Is a check swab for a felony offense an unreasonable search? People v. Buza
Is a check swab for a felony offense an unreasonable search? The California Supreme Court say no, per their April 2, 2018 decision People v. Buza. Here, Defendant was arrested and booked on felony arson charges. For booking, the Jail required a cheek swab per the DNA Act (California Penal Code 298.1(a)), which Defendant refused. So he got an added criminal charge of refusing to provide a DNA sample. Jurors convicted across the board on all charges, both the arson and the DNA refusal.
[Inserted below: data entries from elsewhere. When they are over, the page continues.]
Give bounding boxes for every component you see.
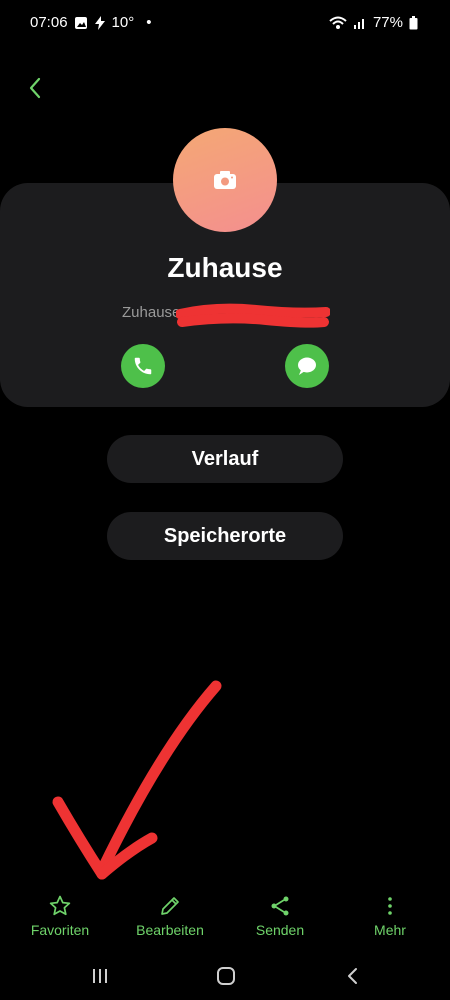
more-vertical-icon (388, 897, 392, 915)
dot-icon: • (146, 14, 152, 31)
status-right: 77% (329, 14, 418, 31)
flash-icon (94, 15, 105, 30)
recent-apps-icon (93, 969, 107, 983)
status-bar: 07:06 10° • 77% (0, 0, 450, 48)
back-chevron-icon (348, 968, 357, 984)
more-button[interactable]: Mehr (340, 888, 440, 938)
chat-bubble-icon (298, 357, 316, 375)
status-temperature: 10° (111, 14, 135, 31)
home-button[interactable] (206, 962, 246, 990)
image-icon (74, 16, 87, 29)
chevron-left-icon (29, 77, 41, 99)
back-button[interactable] (22, 74, 50, 102)
signal-icon (353, 18, 364, 29)
message-button[interactable] (285, 344, 329, 388)
star-icon (49, 895, 71, 916)
share-label: Senden (255, 922, 305, 938)
status-time: 07:06 (30, 14, 68, 31)
phone-icon (134, 357, 152, 375)
share-icon (271, 896, 289, 916)
favorites-label: Favoriten (30, 922, 90, 938)
call-button[interactable] (121, 344, 165, 388)
pencil-icon (161, 897, 179, 915)
history-button-label: Verlauf (191, 447, 259, 470)
camera-icon (214, 171, 236, 189)
edit-button[interactable]: Bearbeiten (120, 888, 220, 938)
battery-icon (409, 15, 418, 29)
system-nav-bar (0, 952, 450, 1000)
favorites-button[interactable]: Favoriten (10, 888, 110, 938)
system-back-button[interactable] (332, 962, 372, 990)
edit-label: Bearbeiten (136, 922, 204, 938)
locations-button-label: Speicherorte (163, 524, 287, 547)
more-label: Mehr (374, 922, 406, 938)
wifi-icon (329, 16, 347, 29)
history-button[interactable]: Verlauf (107, 435, 343, 483)
contact-number: Zuhause (122, 304, 181, 321)
contact-name: Zuhause (167, 252, 283, 283)
home-icon (217, 967, 235, 985)
bottom-action-bar: Favoriten Bearbeiten Senden Mehr (0, 888, 450, 948)
battery-percent: 77% (372, 14, 403, 31)
status-left: 07:06 10° • (30, 14, 152, 31)
share-button[interactable]: Senden (230, 888, 330, 938)
redaction-scribble (176, 303, 330, 328)
recent-apps-button[interactable] (80, 962, 120, 990)
locations-button[interactable]: Speicherorte (107, 512, 343, 560)
contact-avatar[interactable] (173, 128, 277, 232)
annotation-arrow (52, 680, 222, 880)
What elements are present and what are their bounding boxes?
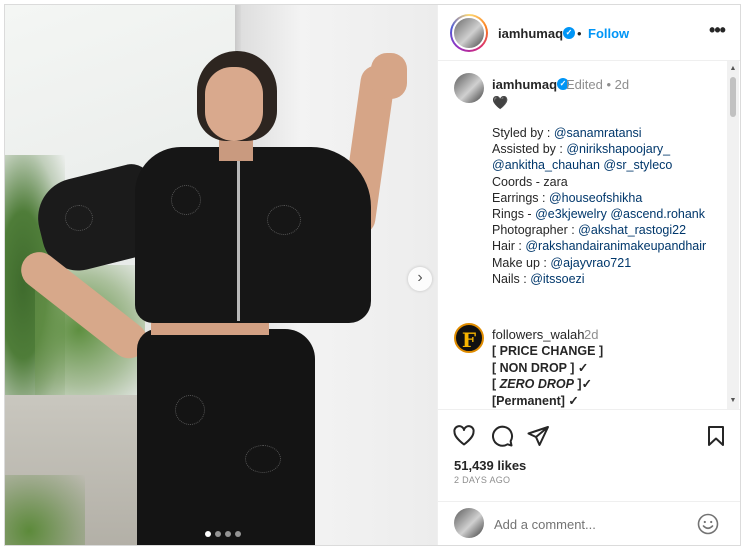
comment-line: [ NON DROP ] ✓	[492, 360, 603, 377]
header-separator: •	[577, 26, 582, 41]
lace-pattern	[171, 185, 201, 215]
author-username[interactable]: iamhumaq	[498, 26, 563, 41]
photo-grass	[5, 475, 85, 545]
comment-line: [Permanent] ✓	[492, 393, 603, 410]
subject-zip	[237, 157, 240, 321]
mention-link[interactable]: @houseofshikha	[549, 191, 642, 205]
mention-link[interactable]: @nirikshapoojary_	[566, 142, 670, 156]
caption-text-segment: Make up :	[492, 255, 551, 270]
comments-scrollbar[interactable]: ▲ ▼	[727, 61, 739, 409]
author-avatar[interactable]	[450, 14, 488, 52]
caption-line: Photographer : @akshat_rastogi22	[492, 222, 724, 238]
post-header: iamhumaq ✓ • Follow •••	[438, 5, 740, 61]
caption-username[interactable]: iamhumaq	[492, 77, 557, 92]
caption-text-segment: Hair :	[492, 239, 526, 254]
caption-text-segment: Photographer :	[492, 223, 579, 238]
caption-line: Nails : @itssoezi	[492, 271, 724, 287]
scrollbar-thumb[interactable]	[730, 77, 736, 117]
caption-text-segment: Nails :	[492, 271, 531, 286]
mention-link[interactable]: @sanamratansi	[554, 126, 642, 140]
caption-line: Styled by : @sanamratansi	[492, 125, 724, 141]
subject-jacket	[135, 147, 371, 323]
mention-link[interactable]: @sr_styleco	[603, 158, 672, 172]
add-comment-input[interactable]	[494, 514, 694, 534]
caption-line: Assisted by : @nirikshapoojary_	[492, 141, 724, 157]
caption-avatar[interactable]	[454, 73, 484, 103]
lace-pattern	[245, 445, 281, 473]
carousel-dots	[205, 531, 241, 537]
comment-line-suffix: ] ✓	[560, 393, 579, 408]
add-comment-bar	[438, 501, 740, 545]
mention-link[interactable]: @ankitha_chauhan	[492, 158, 600, 172]
post-timestamp: 2 DAYS AGO	[454, 475, 511, 485]
caption-meta: Edited • 2d	[566, 77, 630, 92]
mention-link[interactable]: @akshat_rastogi22	[578, 223, 686, 237]
mention-link[interactable]: @rakshandairanimakeupandhair	[525, 239, 706, 253]
subject-raised-hand	[371, 53, 407, 99]
subject-face	[205, 67, 263, 141]
carousel-dot	[215, 531, 221, 537]
black-heart-icon: 🖤	[492, 95, 509, 110]
post-actions: 51,439 likes 2 DAYS AGO	[438, 409, 740, 509]
caption-line: Earrings : @houseofshikha	[492, 190, 724, 206]
current-user-avatar	[454, 508, 484, 538]
scroll-down-arrow-icon[interactable]: ▼	[729, 397, 737, 405]
post-dialog: › iamhumaq ✓ • Follow ••• iamhumaq ✓ Edi…	[4, 4, 741, 546]
carousel-dot	[235, 531, 241, 537]
comment-time: 2d	[584, 327, 599, 342]
carousel-dot	[225, 531, 231, 537]
post-side-panel: iamhumaq ✓ • Follow ••• iamhumaq ✓ Edite…	[437, 5, 740, 545]
share-icon[interactable]	[526, 424, 550, 448]
lace-pattern	[65, 205, 93, 231]
caption-text-segment: Rings -	[492, 207, 536, 222]
commenter-avatar[interactable]: F	[454, 323, 484, 353]
mention-link[interactable]: @ajayvrao721	[550, 256, 631, 270]
post-photo[interactable]: ›	[5, 5, 437, 545]
commenter-username[interactable]: followers_walah	[492, 327, 585, 342]
caption-text-segment: Coords - zara	[492, 174, 568, 189]
lace-pattern	[175, 395, 205, 425]
comment-icon[interactable]	[490, 424, 514, 448]
heart-icon[interactable]	[452, 424, 476, 448]
caption-line: Make up : @ajayvrao721	[492, 255, 724, 271]
next-slide-button[interactable]: ›	[408, 267, 432, 291]
comment-line-prefix: [	[492, 377, 500, 391]
subject-pants	[137, 329, 315, 545]
scroll-up-arrow-icon[interactable]: ▲	[729, 65, 737, 73]
comment-line: [ ZERO DROP ]✓	[492, 376, 603, 393]
caption-line: Rings - @e3kjewelry @ascend.rohank	[492, 206, 724, 222]
comment-line-suffix: ]	[595, 344, 604, 358]
caption-line: @ankitha_chauhan @sr_styleco	[492, 157, 724, 173]
follow-button[interactable]: Follow	[588, 26, 629, 41]
caption-text-segment: Assisted by :	[492, 142, 567, 157]
comment-line-text: Permanent	[496, 393, 561, 408]
mention-link[interactable]: @ascend.rohank	[610, 207, 705, 221]
verified-badge-icon: ✓	[563, 27, 575, 39]
caption-text-segment: Styled by :	[492, 126, 554, 140]
comment-line-text: ZERO DROP	[499, 377, 574, 391]
mention-link[interactable]: @itssoezi	[530, 272, 584, 286]
carousel-dot	[205, 531, 211, 537]
comment-line-text: NON DROP	[499, 360, 567, 375]
caption-line: Coords - zara	[492, 174, 724, 190]
caption-text: Styled by : @sanamratansi Assisted by : @…	[492, 125, 724, 287]
likes-count[interactable]: 51,439 likes	[454, 458, 526, 473]
bookmark-icon[interactable]	[704, 424, 728, 448]
chevron-right-icon: ›	[417, 269, 423, 286]
mention-link[interactable]: @e3kjewelry	[535, 207, 607, 221]
comment-line-prefix: [	[492, 344, 500, 358]
comment-text: [ PRICE CHANGE ][ NON DROP ] ✓[ ZERO DRO…	[492, 343, 603, 409]
emoji-icon[interactable]	[696, 512, 720, 536]
comment-line: [ PRICE CHANGE ]	[492, 343, 603, 360]
comment-line-suffix: ] ✓	[566, 360, 589, 375]
comment-line-prefix: [	[492, 360, 500, 375]
caption-text-segment: Earrings :	[492, 190, 549, 205]
comments-list[interactable]: iamhumaq ✓ Edited • 2d 🖤 Styled by : @sa…	[438, 61, 740, 409]
comment-line-suffix: ]✓	[573, 377, 593, 391]
comment-line-text: PRICE CHANGE	[499, 344, 596, 358]
more-options-icon[interactable]: •••	[706, 21, 728, 43]
caption-line: Hair : @rakshandairanimakeupandhair	[492, 238, 724, 254]
lace-pattern	[267, 205, 301, 235]
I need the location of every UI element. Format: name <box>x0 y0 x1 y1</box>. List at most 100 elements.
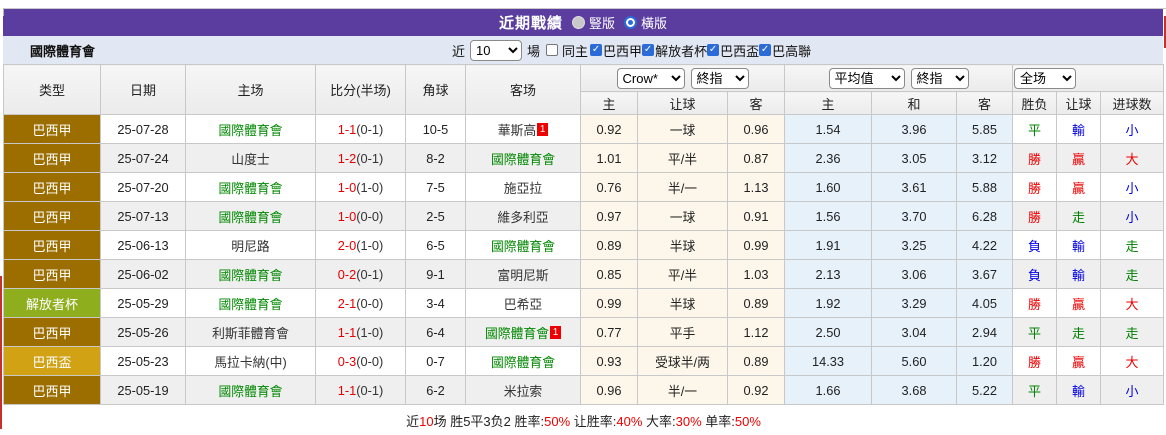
avg-away-cell: 5.22 <box>957 376 1013 405</box>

Defendant argues the cheek swab is an unreasonable search, and the Court disagree. However, the Cal Supremes are very careful to explain this is a limited holding to this specific class of persons. The Court states the specific issue: “Whether the statute’s DNA collection requirement is valid as applied to an individual who, like defendant, was validly arrested on “probable cause to hold for a serious offense”—here, the felony arson charge for which defendant was ultimately convicted—and who was required to swab his cheek as “part of a routine booking procedure” at county jail.” And the Court gives an equally particular holding: “Under the circumstances before us, we conclude the requirement is valid under both the federal and state Constitutions, and we express no view on the constitutionality of the DNA Act as it applies to other classes of arrestees.” They reiterate this again at the end of the decision: “Our holding today is limited. The sole question before us is whether it was reasonable, under either the Fourth Amendment or article I, section 13 of the California Constitution, to require the defendant in this case to swab his cheek as part of a routine jail booking procedure following a valid arrest for felony arson.”